When Retrieval Doesn't Help: A Large-Scale Study of Biomedical RAG

When Retrieval Doesn’t Help: A Large-Scale Study of Biomedical RAG

当检索失效时：生物医学 RAG 的大规模研究

Medical question answering is a high-stakes setting where factual errors can have serious consequences. Retrieval-augmented generation (RAG) is widely viewed as a promising solution, and prior work has reported substantial gains for large medical QA models. 医疗问答是一个高风险领域，事实性错误可能导致严重的后果。检索增强生成（RAG）被广泛视为一种有前景的解决方案，先前的研究也报告称其为大型医疗问答模型带来了显著的性能提升。

We revisit this assumption across a broad range of open-weight instruction-tuned models spanning 7B to 72B parameters. Across five models, ten biomedical QA datasets, four retrieval methods, and four retrieval corpora, we find that retrieval yields only small and inconsistent improvements over a no-retrieval baseline, typically within 1-2 points. 我们针对一系列参数规模从 7B 到 72B 的开源指令微调模型，重新审视了这一假设。通过对五个模型、十个生物医学问答数据集、四种检索方法以及四个检索语料库的测试，我们发现，与不使用检索的基线相比，检索仅能带来微小且不稳定的提升，通常在 1-2 个百分点以内。

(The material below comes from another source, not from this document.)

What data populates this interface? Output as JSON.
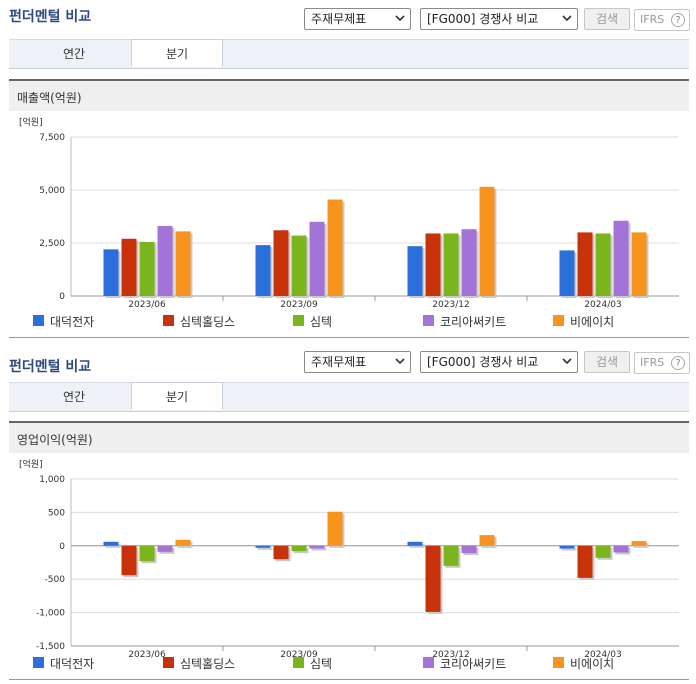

In contrast, the choice of backbone model has a much larger effect than the choice of retriever or corpus, and expert and layman retrieval sources perform similarly in most settings. These results suggest that the main bottleneck is not retrieval quality alone, but the model’s limited ability to use retrieved evidence effectively. 相比之下，主干模型的选择比检索器或语料库的选择对结果的影响要大得多，且在大多数设置下，专家级检索源与普通检索源的表现差异不大。这些结果表明，主要的瓶颈不仅仅在于检索质量，还在于模型有效利用所检索证据的能力有限。